Why the format should be interesting
World Cup fantasy games are different from long domestic-season games. There is less time to recover from a poor start, but there are also more chances to gain quickly if you make the right calls at the right time.
With only 8 Gameweeks, aggressive planning becomes much more viable. Managers can target short fixture runs, attack captaincy opportunities and move quickly away from eliminated teams.
The fixed prices also change the usual fantasy mindset. There is no need to chase price rises or worry about losing team value. Decisions can be based more directly on expected points, fixtures and progression potential.
Early strategy thoughts
The first few Gameweeks are likely to be about balance.
The 3-player-per-nation limit means managers cannot simply pick half a team from the strongest countries. Instead, the opening squads may need a spread of reliable starters from several nations, ideally with a mixture of premium captaincy options and cheaper players who are likely to get minutes.
Captaincy will be a major factor. In a short tournament, hitting the right captain in the early rounds can create a significant advantage. It may be sensible to build the squad around two or three strong captaincy candidates from different match days or fixture slots, rather than relying too heavily on one nation.
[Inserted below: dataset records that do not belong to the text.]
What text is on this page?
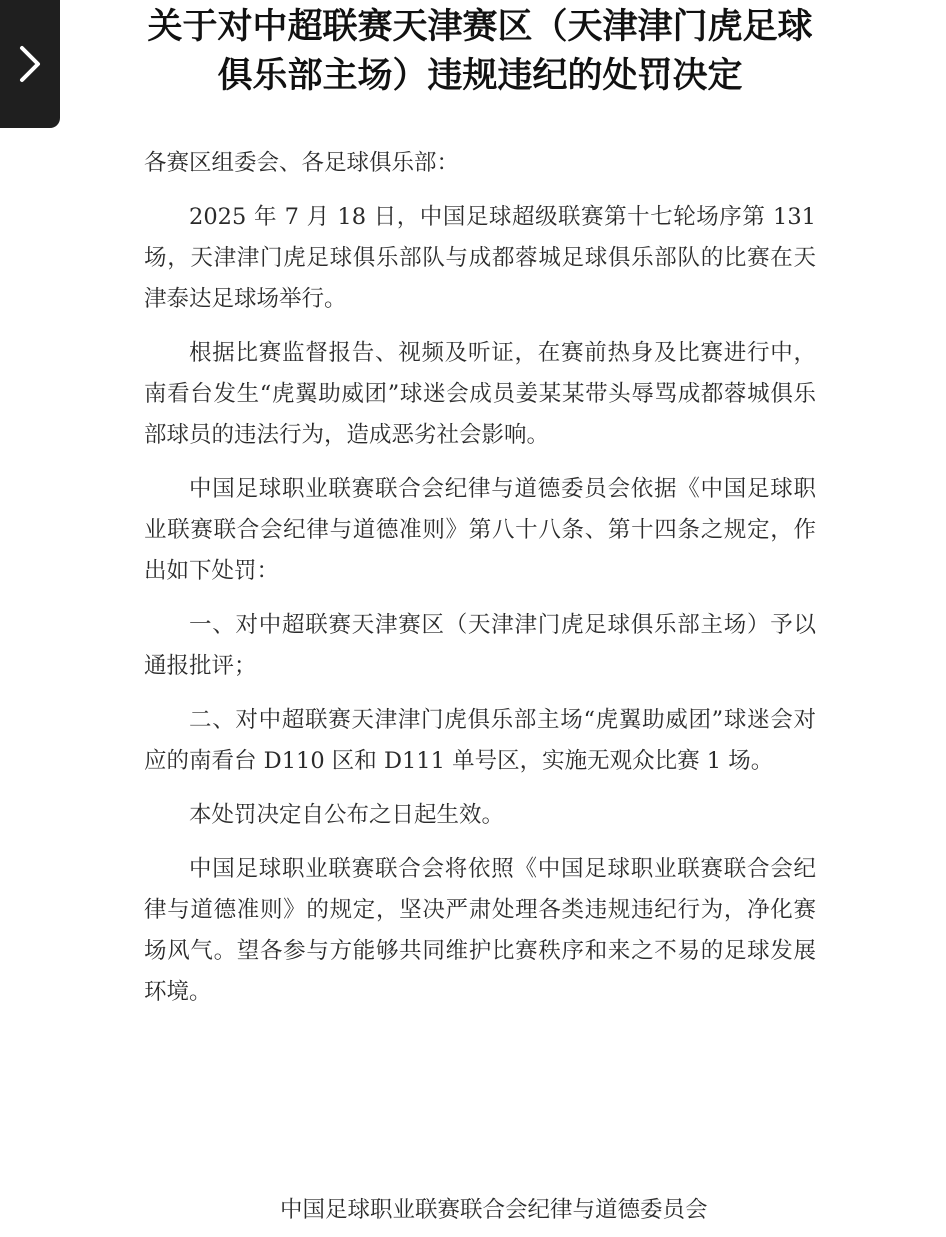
关于对中超联赛天津赛区（天津津门虎足球
俱乐部主场）违规违纪的处罚决定

各赛区组委会、各足球俱乐部：

2025 年 7 月 18 日，中国足球超级联赛第十七轮场序第 131 场，天津津门虎足球俱乐部队与成都蓉城足球俱乐部队的比赛在天津泰达足球场举行。

根据比赛监督报告、视频及听证，在赛前热身及比赛进行中，南看台发生“虎翼助威团”球迷会成员姜某某带头辱骂成都蓉城俱乐部球员的违法行为，造成恶劣社会影响。

中国足球职业联赛联合会纪律与道德委员会依据《中国足球职业联赛联合会纪律与道德准则》第八十八条、第十四条之规定，作出如下处罚：

一、对中超联赛天津赛区（天津津门虎足球俱乐部主场）予以通报批评；

二、对中超联赛天津津门虎俱乐部主场“虎翼助威团”球迷会对应的南看台 D110 区和 D111 单号区，实施无观众比赛 1 场。

本处罚决定自公布之日起生效。

中国足球职业联赛联合会将依照《中国足球职业联赛联合会纪律与道德准则》的规定，坚决严肃处理各类违规违纪行为，净化赛场风气。望各参与方能够共同维护比赛秩序和来之不易的足球发展环境。

中国足球职业联赛联合会纪律与道德委员会
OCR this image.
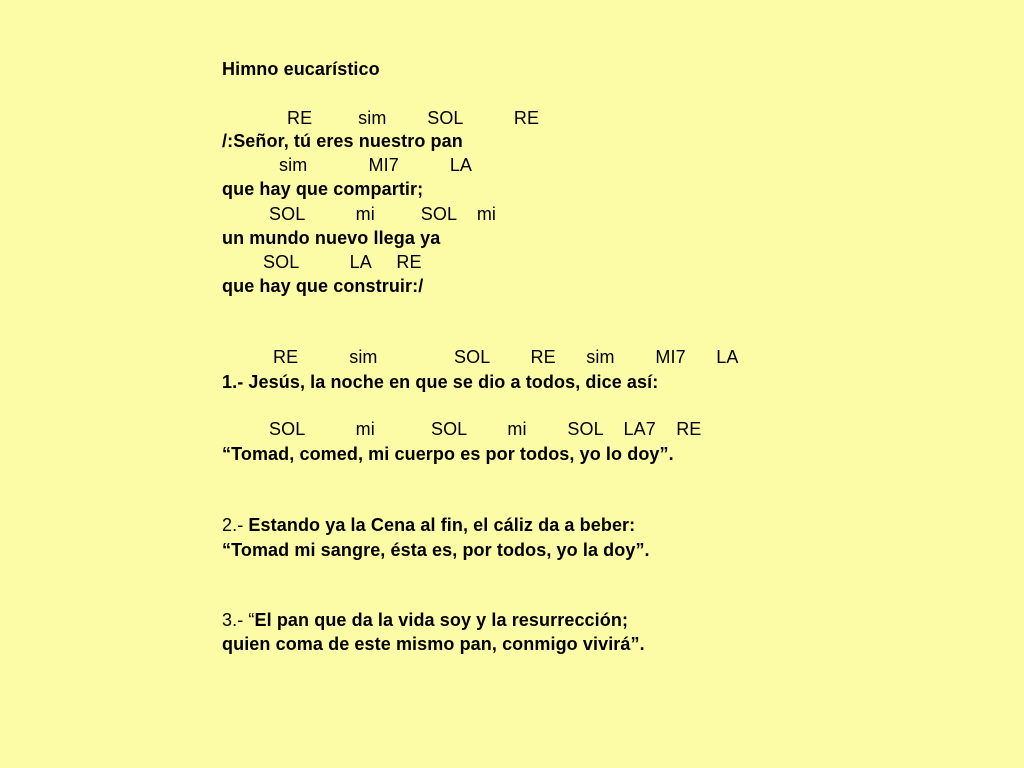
Himno eucarístico
RE         sim        SOL          RE
/:Señor, tú eres nuestro pan
sim            MI7          LA
que hay que compartir;
SOL          mi         SOL    mi
un mundo nuevo llega ya
SOL          LA     RE
que hay que construir:/
RE          sim               SOL        RE      sim        MI7      LA
1.- Jesús, la noche en que se dio a todos, dice así:
SOL          mi           SOL        mi        SOL    LA7    RE
“Tomad, comed, mi cuerpo es por todos, yo lo doy”.
2.- Estando ya la Cena al fin, el cáliz da a beber:
“Tomad mi sangre, ésta es, por todos, yo la doy”.
3.- “El pan que da la vida soy y la resurrección;
quien coma de este mismo pan, conmigo vivirá”.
Defensive structure is also worth considering. Clean sheets can be hard to predict in international tournaments, but pairing a goalkeeper and defender from a strong defensive nation can produce useful double returns. The risk, of course, is that one goal conceded can wipe out both players’ clean sheet points.
The wildcard
Each manager has one wildcard, which can be used at any time.
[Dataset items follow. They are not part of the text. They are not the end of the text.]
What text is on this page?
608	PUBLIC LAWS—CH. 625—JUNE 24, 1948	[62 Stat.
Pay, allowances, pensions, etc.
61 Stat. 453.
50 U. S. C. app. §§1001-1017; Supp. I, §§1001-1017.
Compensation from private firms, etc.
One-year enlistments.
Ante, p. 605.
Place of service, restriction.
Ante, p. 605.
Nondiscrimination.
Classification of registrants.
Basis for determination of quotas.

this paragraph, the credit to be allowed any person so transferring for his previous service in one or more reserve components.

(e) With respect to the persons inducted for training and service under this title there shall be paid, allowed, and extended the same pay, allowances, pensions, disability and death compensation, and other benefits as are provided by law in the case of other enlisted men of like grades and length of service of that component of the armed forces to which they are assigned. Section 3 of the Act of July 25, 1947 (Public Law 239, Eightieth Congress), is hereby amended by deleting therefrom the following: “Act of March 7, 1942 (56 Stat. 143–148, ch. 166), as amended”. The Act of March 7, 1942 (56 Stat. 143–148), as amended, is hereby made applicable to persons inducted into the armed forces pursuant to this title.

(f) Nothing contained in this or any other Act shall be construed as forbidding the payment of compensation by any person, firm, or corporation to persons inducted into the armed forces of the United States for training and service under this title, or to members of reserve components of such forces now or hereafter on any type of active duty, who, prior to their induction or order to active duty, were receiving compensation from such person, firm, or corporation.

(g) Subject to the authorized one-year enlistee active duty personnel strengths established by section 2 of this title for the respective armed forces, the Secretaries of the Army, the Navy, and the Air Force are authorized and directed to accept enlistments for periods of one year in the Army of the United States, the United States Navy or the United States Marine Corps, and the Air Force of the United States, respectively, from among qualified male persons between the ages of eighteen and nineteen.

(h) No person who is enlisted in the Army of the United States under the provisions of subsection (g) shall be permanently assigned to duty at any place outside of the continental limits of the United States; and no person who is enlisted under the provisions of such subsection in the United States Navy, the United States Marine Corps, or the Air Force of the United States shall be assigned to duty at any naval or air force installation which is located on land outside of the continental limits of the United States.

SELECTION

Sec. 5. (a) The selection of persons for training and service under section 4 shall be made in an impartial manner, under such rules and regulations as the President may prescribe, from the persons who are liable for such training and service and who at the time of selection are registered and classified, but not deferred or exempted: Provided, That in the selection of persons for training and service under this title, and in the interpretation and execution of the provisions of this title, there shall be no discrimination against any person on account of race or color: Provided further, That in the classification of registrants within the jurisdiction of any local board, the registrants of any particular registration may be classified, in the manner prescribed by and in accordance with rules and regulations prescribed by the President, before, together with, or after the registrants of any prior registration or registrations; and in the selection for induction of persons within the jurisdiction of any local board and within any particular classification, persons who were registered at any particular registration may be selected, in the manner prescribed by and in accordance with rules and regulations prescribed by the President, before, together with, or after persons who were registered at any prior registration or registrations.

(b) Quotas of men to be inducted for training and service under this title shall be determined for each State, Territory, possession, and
The obvious decision is whether to use it early to fix a poor starting squad, or save it for the later stages when more information is available.
Saving the wildcard could be powerful if several popular teams are knocked out or if the quarter-final and semi-final paths create a clear group of nations to target. However, an early wildcard may also be useful if team selections, formations or player roles turn out very differently from expectations.
In a short game, there is no perfect answer. The best wildcard timing will probably depend on how well the opening squad is set up for the first few rounds.
Five entries gives room for different approaches
With a maximum of 5 entries, managers can take more than one route into the game.
One entry might be built around the tournament favourites. Another could focus on a more balanced structure. A third could take a slightly contrarian route, backing a nation that looks under-owned but has a favourable draw.
That said, the maximum entry limit keeps the contest manageable. This is not a game where high-volume entry alone should dominate. Five teams is enough to try different strategies, but not so many that the contest becomes unrecognisable for regular fantasy managers.
Final thoughts
FanTeam’s Fantasy 2026 World Cup Season Game looks like a compact, tactical fantasy contest with enough moving parts to reward planning.
The £100,000 guaranteed prize pool is the headline, but the rules are what make it interesting: 15-man squads, 110m budget, captain and vice-captain, one wildcard, fixed prices, increasing nation limits and transfers that must be used rather than saved.
The key will be staying active. Check deadlines, monitor line-ups, use the reversible transfers, and keep one eye on the route through the tournament.
The World Cup only comes around every four years. For fantasy managers, this gives the tournament an extra edge from the first kick-off on 11th June.